她突然不說話了,只等著看他要做什麼。
祁景清卻不動了,雙手握著腰帶輕輕抿唇,眼角的紅逐漸蔓延到耳根,又從耳根一路往下,整個人都透著淡淡的誘人的粉。
腰帶還沒解開,就已經變成這樣,還能繼續嗎?馮樂真忍住笑意,正要開口解圍,他便突然扯下了腰帶。
衣衫散開,露出大片肌膚。
他實在消瘦,比當初十九歲的陳盡安還不如,但膚色勝雪,薄薄一層,連細細的青筋都藏不住,脆弱得仿佛白瓷瓶,略微一推便能碎在床上。
平白勾得人心生肆虐之意。馮樂真唇角笑意淡去,眸色漸深,等著他下一步動作。
他卻沒有再脫,只是垂著眼眸單膝跪下,修長的手輕輕扶在馮樂真的膝上。
「我今日來,是為了交付自己。
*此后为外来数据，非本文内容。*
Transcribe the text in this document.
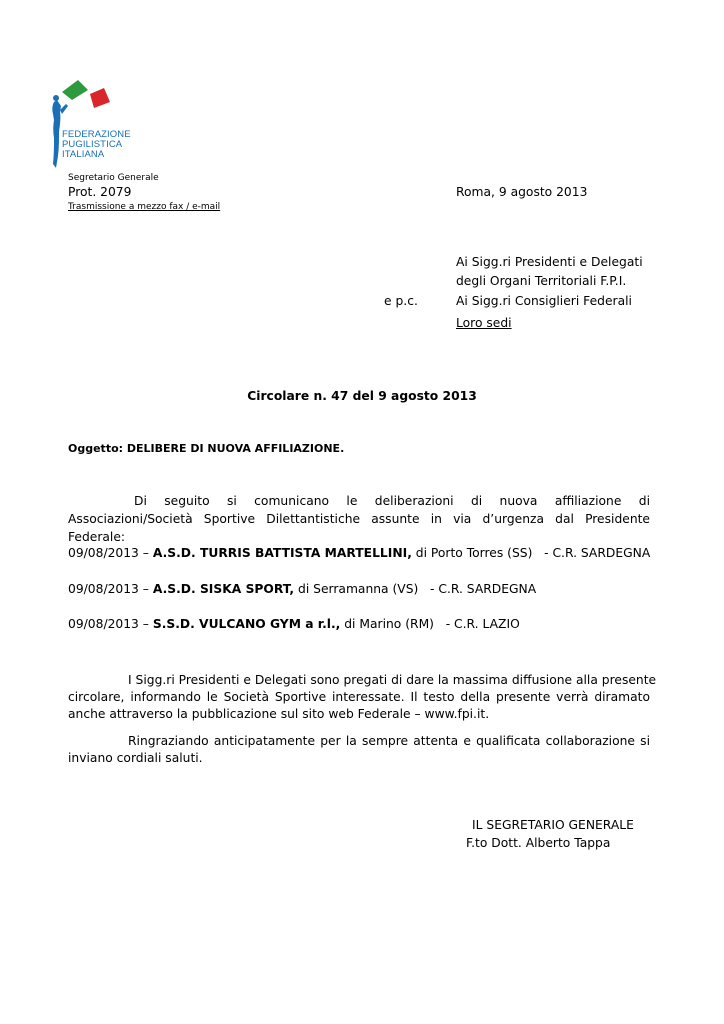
FEDERAZIONE
PUGILISTICA
ITALIANA
Segretario Generale
Prot. 2079
Trasmissione a mezzo fax / e-mail
Roma, 9 agosto 2013
Ai Sigg.ri Presidenti e Delegati
degli Organi Territoriali F.P.I.
e p.c.	Ai Sigg.ri Consiglieri Federali
Loro sedi
Circolare n. 47 del 9 agosto 2013
Oggetto: DELIBERE DI NUOVA AFFILIAZIONE.
Di seguito si comunicano le deliberazioni di nuova affiliazione di Associazioni/Società Sportive Dilettantistiche assunte in via d’urgenza dal Presidente Federale:
09/08/2013 – A.S.D. TURRIS BATTISTA MARTELLINI, di Porto Torres (SS)   - C.R. SARDEGNA
09/08/2013 – A.S.D. SISKA SPORT, di Serramanna (VS)   - C.R. SARDEGNA
09/08/2013 – S.S.D. VULCANO GYM a r.l., di Marino (RM)   - C.R. LAZIO
I Sigg.ri Presidenti e Delegati sono pregati di dare la massima diffusione alla presente
circolare, informando le Società Sportive interessate. Il testo della presente verrà diramato anche attraverso la pubblicazione sul sito web Federale – www.fpi.it.
Ringraziando anticipatamente per la sempre attenta e qualificata collaborazione si inviano cordiali saluti.
IL SEGRETARIO GENERALE
F.to Dott. Alberto Tappa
」他艱難開口,聲音發顫,卻帶著一腔要撞死在南牆的孤勇。
馮樂真靜靜看著他,許久才嘆息一聲:「景清……」
「我知道自己身子孱弱,不如一般男子孔武有力,身子也不如他們漂亮,但我能做到的,他們未必能做。」祁景清像是知道她要說什麼,伸出手指點在她的唇上。
他的聲音其實是清冷的,不笑時模樣也是清冷的,偏偏頂著這樣一張清冷的臉,用那條清冷的舌頭,說出這般大膽燥熱的言語。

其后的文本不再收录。